Dia mendapat cerita dari rekannya yang sedang bertugas saat dokter internship tewas terjatuh.

oleh Rifqy Alief AbiyyaDiterbitkan 28 Juli 2026, 13:24 WIB
Kondisi TKP Dokter Internship Tewas di Apartemen Kalibata

Liputan6.com, Jakarta - Kesaksian pekerja Apartemen Kalibata City mengungkap detik-detik ditemukannya dokter internship berinisial SZM yang tewas diduga setelah melompat dari lantai 18 Tower Sakura. Korban disebut sempat tersangkut di balkon sebelum akhirnya dievakuasi petugas.

Salah seorang pekerja apartemen yang enggan disebutkan namanya mengaku tidak menyaksikan langsung peristiwa yang terjadi pada Minggu, 26 Juli 2026, tersebut. Namun, ia mendapat cerita dari rekannya yang sedang bertugas saat kejadian.

"Itu yang lemarinya yang kacanya ditutup itu putih-putih," kata dia kepada Liputan6.com, Selasa (28/7/2026), saat menunjukkan lokasi korban disebut sempat tersangkut.

"Tiba-tiba ada yang jatuh saja," sambungnya.

Pantauan Liputan6.com di Tower Sakura, Kalibata City, Pancoran, Jakarta Selatan, Selasa (28/7/2026), menunjukkan situasi di lokasi sudah kembali normal.
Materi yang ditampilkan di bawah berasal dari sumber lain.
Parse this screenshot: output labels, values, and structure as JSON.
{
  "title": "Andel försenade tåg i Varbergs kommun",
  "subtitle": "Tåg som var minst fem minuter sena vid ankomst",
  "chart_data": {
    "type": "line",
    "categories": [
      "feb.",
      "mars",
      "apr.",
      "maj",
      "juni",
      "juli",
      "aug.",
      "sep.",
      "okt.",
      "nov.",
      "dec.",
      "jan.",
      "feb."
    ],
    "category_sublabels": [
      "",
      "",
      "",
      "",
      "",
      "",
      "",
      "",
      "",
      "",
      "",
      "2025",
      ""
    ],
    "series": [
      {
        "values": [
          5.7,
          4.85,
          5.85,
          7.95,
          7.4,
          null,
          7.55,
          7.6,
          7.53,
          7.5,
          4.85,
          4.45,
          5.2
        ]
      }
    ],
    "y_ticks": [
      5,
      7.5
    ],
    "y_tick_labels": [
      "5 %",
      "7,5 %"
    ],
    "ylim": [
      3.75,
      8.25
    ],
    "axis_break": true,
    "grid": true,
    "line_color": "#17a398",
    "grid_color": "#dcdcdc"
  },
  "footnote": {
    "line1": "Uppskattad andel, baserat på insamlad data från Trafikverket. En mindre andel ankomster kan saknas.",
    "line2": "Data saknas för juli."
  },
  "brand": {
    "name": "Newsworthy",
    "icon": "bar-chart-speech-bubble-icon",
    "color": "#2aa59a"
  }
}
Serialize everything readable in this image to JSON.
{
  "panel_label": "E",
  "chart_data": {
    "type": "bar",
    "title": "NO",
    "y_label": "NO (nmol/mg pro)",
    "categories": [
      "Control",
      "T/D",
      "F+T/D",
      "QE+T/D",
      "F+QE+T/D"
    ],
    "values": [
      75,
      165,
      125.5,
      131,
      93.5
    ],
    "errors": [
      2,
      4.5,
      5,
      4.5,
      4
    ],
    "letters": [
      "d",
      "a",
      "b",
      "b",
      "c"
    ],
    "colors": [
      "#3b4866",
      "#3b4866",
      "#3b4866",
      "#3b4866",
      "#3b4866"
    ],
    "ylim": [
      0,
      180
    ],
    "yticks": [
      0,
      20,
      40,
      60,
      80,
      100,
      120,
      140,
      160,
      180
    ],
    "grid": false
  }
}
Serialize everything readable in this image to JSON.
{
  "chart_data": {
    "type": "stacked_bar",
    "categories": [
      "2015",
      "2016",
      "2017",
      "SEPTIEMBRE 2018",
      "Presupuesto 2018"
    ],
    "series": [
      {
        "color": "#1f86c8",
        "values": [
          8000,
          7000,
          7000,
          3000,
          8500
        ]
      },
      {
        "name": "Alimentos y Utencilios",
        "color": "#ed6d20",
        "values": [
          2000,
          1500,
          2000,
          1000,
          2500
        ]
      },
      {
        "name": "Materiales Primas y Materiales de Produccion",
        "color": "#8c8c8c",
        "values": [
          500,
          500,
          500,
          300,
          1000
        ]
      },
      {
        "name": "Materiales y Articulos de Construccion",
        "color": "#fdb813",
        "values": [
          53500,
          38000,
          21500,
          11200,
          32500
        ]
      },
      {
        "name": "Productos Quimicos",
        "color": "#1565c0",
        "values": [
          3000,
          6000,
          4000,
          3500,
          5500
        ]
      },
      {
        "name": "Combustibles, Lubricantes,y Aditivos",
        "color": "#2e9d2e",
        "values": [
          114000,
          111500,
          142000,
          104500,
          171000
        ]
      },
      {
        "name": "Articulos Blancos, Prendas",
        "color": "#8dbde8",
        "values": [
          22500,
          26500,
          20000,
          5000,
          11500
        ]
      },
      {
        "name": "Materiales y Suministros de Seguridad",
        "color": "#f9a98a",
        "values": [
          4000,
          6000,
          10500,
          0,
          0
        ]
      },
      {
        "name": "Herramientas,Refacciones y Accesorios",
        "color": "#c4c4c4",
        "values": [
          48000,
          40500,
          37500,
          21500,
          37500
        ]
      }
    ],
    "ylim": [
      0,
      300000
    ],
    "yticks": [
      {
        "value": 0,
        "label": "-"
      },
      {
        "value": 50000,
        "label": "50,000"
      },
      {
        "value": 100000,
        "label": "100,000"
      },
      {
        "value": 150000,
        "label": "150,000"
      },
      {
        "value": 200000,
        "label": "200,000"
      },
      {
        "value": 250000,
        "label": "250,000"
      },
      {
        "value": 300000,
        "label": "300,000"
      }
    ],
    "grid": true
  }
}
Garis polisi yang sebelumnya terpasang di area parkir sepeda motor telah dilepas.

Area parkir yang berada di sisi kiri Tower Sakura, lokasi korban ditemukan, juga telah dibersihkan dan kembali digunakan penghuni. Tidak tampak lagi tanda-tanda yang menunjukkan lokasi tersebut baru saja menjadi tempat kejadian perkara.

Pekerja itu mengatakan garis polisi sudah dilepas sejak Senin (27/7/2026) pagi. Menurut dia, area tersebut langsung dibersihkan setelah polisi selesai melakukan olah tempat kejadian perkara (TKP).

"Sudah dibersihin. Kemarin langsung dibersihin sama pihak polisi," ujarnya.

Ia juga mengatakan suasana di area parkir kini telah kembali seperti biasa. Menurutnya, lokasi tersebut memang cenderung sepi dibandingkan area lain di kompleks Apartemen Kalibata City.

Kronologi Dokter Tewas

Sebelumnya, dokter internship, dr. SZM, ditemukan meninggal dunia setelah diduga melompat dari jendela lantai 18 unit Apartemen Kalibata pada Minggu, 26 Juli 2026. Polisi melakukan penyelidikan untuk mengetahui motif di balik tindakan tersebut. Kapolsek Pancoran, Kompol Mansur, menjelaskan korban tinggal berdua dengan ibunya di unit apartemen itu.

"Korban tinggal berdua sama ibunya. Saat itu ibunya mengajak pergi ke mal, tetapi korban tidak mau dan tetap di unit," kata Mansur saat dihubungi, Senin (27/7/2026).

Setelah sang ibu pergi, korban mengunci pintu dari dalam. "Setelah ibunya pergi, pintu dikunci dari dalam oleh korban. Di situlah korban diduga melompat dari jendela untuk mengakhiri hidupnya," ujarnya.

Mansur mengatakan, korban sempat tersangkut di balkon sebelum akhirnya jatuh. Polisi melakukan olah TKP dan jenazah korban kemudian dievakuasi ke RS Polri Kramat Jati untuk pemeriksaan lebih lanjut.